Data gathered during the pandemic told us what we always knew deep down: the essential transit riders who never left the system make up a significant portion of those in the most vulnerable communities—and those with the greatest need.
At Metro, we saw with greater clarity that our mission to rebuild and grow our mobility system rested on becoming safer, healthier, and faster.
We needed to do more to:
- Make our services safer than ever for employees and customers
- Better align our practices with our values, with equity at the forefront
- Prioritize those with the greatest need
- Become a more resilient organization
- Support a climate-friendly economic recovery
- Modernize our system
Our journey to co-create with priority populations—particularly people with low income, Black, Indigenous and people of color, immigrants and refugees, people with disabilities, and members of limited-English speaking communities—started before the pandemic. Metro’s work in partnering with the community is long standing.
A huge step for us in working upstream to co-create with community occurred over the last several years, including some of the following milestones:
In 2017, the King County Council adopted our Metro Connects Long-Range Vision Plan, which calls for the delivery of a mobility system that provides increased transit options through a network of frequent, reliable, and faster all-day services.
In 2019, Metro established the Mobility Equity Cabinet, which is made up of community leaders who represent low-income populations, communities of color, immigrants and refugees, limited English-speaking populations, and people with disabilities.
The upstream change is important because we're looking for system and structural change, we're not trying to do Band-Aids.
They helped develop Mobility Framework recommendations, which focus on advancing equity, addressing the climate crisis, and responding to innovations in transportation technology. The Mobility Framework was adopted in March 2020, along with guidelines on how Metro should update its adopted policy documents and align them with the Mobility Framework.
In June 2020, King County Executive Dow Constantine pushed harder, declaring racism a public health crisis. He reaffirmed King County's commitment to becoming an anti-racist and pro-equity organization.
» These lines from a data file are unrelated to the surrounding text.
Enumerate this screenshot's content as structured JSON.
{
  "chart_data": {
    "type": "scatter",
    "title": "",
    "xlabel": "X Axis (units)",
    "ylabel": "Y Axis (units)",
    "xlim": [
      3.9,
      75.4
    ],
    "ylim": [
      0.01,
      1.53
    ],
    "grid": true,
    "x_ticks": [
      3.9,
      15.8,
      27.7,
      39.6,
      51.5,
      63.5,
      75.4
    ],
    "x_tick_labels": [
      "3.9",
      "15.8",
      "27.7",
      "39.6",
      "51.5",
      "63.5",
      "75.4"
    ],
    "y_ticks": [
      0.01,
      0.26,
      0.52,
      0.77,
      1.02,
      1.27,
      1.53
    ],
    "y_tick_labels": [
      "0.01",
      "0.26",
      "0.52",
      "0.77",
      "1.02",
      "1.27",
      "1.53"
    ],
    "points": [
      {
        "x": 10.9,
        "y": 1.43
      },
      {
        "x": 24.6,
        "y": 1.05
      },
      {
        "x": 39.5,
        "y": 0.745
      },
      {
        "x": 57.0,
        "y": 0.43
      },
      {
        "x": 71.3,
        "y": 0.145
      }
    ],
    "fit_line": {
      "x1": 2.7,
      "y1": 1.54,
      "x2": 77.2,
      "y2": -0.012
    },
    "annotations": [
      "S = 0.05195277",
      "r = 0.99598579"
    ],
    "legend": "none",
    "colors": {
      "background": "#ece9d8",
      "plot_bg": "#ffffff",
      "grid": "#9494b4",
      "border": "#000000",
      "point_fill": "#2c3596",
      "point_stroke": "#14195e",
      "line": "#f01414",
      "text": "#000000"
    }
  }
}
I appreciate the operators for being really kind and really embodying customer service and care when they work with folks.
In 2021, the King County Council adopted important and significant updates to the three policies:
- The Metro Connects long-range plan
- The Service Guidelines
- The 10-Year Strategic Plan for Public Transportation
At Metro, we are positioned to ensure that we support a culture of love, care, and respect for all.
Together, we’re building healthier neighborhoods, a sustainable environment, and a thriving economy for everyone. That means that getting to an appointment, school, or work is accessible and affordable; that every bus is zero-emission; and that we always have frequent, reliable transit options no matter our destination.